In August 2005 Smith asked the actor about his upcoming role in “Pacific Air 121.” “‘Snakes on a Plane,’ man!” Jackson interrupted. “We’re totally changing that back. That’s the only reason I took the job: I read the title.”
Smith posted the interaction on the media and technology Web site Collider.com. Three days later, Josh Friedman, a screenwriter who’d been asked to work on the film’s script but turned down the job after learning of the name change, rejoiced over the reinstatement of what he called “the Everlasting Gobstopper of movie titles.”
And within days, “snakes on a plane” became a Net buzz word, even taking on a meaning of its own, akin to “What’re ya gonna do?” or “That’s life.”
“Sorry I’m late, there was killer traffic.”
“Snakes on a plane, man.”
Soon, up sprouted Web sites, video parodies and proposed sequels (Snakes on a Bus, Bears on a Train), a full year before the $35 million (production cost) horror flick would be released on Aug. 18.
By the end of the year, New Line caught on. “It was like a bizarre zeitgeist effect with the Internet crowd,” says Gordon Paddison, New Line’s vice president of new media marketing. “We figured, why not give the people what they want?” In March the studio spent five days reshooting scenes to cater to the fortuitously erupting fan base.
Meanwhile, the company fueled the mania online, pitting fanatic against fanatic in a series of contests. There was an original song competition for a coveted spot on the movie soundtrack and a contest to win the chance to video-chat with Jackson. Entrants in the Snakes on a Plane #1 Fan Sweepstakes are still vying for a private screening for themselves and 100 friends. (The current leader, Max, has 29,000 votes.)
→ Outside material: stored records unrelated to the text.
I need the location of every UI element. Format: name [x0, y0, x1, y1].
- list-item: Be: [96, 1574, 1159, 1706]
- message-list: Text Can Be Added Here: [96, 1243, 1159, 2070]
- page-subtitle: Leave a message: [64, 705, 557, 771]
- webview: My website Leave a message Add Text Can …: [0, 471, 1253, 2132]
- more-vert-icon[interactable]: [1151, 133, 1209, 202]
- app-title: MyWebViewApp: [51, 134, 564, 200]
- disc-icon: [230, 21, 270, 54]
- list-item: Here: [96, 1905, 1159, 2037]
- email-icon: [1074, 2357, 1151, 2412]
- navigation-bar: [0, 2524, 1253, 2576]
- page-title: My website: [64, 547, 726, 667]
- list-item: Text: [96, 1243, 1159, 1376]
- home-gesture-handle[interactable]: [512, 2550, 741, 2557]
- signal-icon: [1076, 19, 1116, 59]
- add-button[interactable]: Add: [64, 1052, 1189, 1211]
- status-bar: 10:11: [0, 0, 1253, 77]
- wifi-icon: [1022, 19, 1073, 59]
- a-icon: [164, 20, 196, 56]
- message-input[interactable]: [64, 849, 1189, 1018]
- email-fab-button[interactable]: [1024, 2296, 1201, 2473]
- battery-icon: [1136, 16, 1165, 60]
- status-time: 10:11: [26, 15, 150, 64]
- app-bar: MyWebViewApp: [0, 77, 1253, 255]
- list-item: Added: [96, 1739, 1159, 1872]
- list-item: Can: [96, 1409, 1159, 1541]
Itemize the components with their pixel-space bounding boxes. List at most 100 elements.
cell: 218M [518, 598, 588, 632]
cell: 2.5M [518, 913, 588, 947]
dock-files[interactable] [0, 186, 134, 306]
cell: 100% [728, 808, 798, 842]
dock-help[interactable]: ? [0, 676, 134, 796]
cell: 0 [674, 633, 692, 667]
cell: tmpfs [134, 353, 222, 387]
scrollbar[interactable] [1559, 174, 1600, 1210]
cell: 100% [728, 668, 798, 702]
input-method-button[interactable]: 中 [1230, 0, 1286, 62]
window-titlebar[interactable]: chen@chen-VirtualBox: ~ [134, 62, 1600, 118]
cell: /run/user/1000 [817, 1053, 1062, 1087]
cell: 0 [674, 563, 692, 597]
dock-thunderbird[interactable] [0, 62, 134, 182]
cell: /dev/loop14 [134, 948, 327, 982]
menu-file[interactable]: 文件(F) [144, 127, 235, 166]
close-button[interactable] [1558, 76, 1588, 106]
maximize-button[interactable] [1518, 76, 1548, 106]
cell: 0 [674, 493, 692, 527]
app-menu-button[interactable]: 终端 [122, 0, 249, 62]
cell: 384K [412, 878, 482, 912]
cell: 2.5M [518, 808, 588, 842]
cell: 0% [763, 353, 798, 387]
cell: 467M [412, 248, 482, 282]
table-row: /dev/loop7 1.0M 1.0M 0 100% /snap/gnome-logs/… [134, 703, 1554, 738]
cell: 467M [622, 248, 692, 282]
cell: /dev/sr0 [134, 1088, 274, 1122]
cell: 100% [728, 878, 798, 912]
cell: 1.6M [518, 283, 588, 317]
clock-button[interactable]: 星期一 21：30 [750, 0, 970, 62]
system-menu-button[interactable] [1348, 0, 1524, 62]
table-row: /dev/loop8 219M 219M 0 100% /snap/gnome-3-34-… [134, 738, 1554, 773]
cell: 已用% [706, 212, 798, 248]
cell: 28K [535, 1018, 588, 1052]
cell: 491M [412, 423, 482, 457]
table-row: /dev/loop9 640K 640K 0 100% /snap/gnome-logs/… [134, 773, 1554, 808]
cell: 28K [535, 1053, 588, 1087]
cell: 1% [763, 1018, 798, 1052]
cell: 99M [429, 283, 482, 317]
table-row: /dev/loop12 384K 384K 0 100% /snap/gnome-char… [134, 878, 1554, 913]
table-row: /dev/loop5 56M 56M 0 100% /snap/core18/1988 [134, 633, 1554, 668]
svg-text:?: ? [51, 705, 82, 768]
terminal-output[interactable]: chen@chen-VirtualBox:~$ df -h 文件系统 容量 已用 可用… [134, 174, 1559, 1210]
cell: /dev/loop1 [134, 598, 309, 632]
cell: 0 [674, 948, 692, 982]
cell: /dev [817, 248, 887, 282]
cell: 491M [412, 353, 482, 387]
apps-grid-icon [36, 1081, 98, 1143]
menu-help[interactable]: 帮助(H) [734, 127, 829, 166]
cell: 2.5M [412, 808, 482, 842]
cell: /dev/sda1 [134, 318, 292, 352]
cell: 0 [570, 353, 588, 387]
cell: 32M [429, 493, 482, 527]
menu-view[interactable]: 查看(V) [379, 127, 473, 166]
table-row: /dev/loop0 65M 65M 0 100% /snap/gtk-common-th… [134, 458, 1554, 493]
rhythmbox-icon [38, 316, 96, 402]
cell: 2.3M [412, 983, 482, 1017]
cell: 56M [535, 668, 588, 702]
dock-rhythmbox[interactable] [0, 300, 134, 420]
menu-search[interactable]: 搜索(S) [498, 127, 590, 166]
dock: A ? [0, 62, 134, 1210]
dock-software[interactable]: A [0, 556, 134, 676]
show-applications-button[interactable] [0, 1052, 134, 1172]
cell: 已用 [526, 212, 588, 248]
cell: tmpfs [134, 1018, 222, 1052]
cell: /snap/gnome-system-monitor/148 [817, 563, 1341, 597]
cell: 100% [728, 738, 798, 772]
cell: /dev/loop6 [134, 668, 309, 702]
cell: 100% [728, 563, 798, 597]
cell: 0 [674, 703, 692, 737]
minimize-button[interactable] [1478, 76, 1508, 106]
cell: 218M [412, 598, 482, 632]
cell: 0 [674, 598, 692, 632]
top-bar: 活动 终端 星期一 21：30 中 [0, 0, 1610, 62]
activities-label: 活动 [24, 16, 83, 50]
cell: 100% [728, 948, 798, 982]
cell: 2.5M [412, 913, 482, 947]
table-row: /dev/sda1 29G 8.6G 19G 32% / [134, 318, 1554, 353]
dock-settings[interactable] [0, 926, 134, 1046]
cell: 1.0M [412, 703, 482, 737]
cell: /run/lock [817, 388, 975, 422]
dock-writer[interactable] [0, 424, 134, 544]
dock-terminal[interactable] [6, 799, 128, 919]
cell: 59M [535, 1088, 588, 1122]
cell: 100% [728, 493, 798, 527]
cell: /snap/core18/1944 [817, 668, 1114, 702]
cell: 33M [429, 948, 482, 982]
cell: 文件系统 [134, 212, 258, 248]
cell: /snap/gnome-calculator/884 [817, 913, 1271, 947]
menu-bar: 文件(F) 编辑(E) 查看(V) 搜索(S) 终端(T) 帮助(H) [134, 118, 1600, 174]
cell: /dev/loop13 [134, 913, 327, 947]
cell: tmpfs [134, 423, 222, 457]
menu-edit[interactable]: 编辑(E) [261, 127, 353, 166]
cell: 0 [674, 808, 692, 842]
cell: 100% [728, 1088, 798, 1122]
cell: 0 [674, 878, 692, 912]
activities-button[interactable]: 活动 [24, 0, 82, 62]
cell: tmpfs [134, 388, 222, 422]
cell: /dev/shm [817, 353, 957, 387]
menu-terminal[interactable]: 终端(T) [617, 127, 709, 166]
Moreover, New Line added viral content to the Web, often masking clips on YouTube, the video-sharing site, and dedicated Web sites so they would appear fan-generated.
On Aug. 3, New Line launched a Web campaign with digital audio company VariTalk, allowing people to send friends personalized phone messages in Jackson’s voice. More than 2 million messages have been sent.
As the release date approached, New Line prepped moviegoers online to create an interactive experience, hoping to reach the cult status of “The Rocky Horror Picture Show,” which still gets audience-participation midnight shows across the country two decades after it came out.
One thing New Line hasn’t done is hold screenings for the press. Afraid the movie might get panned? Good reviews could be even worse — treating “Snakes on a Plane” like cinematic art would defeat the purpose altogether.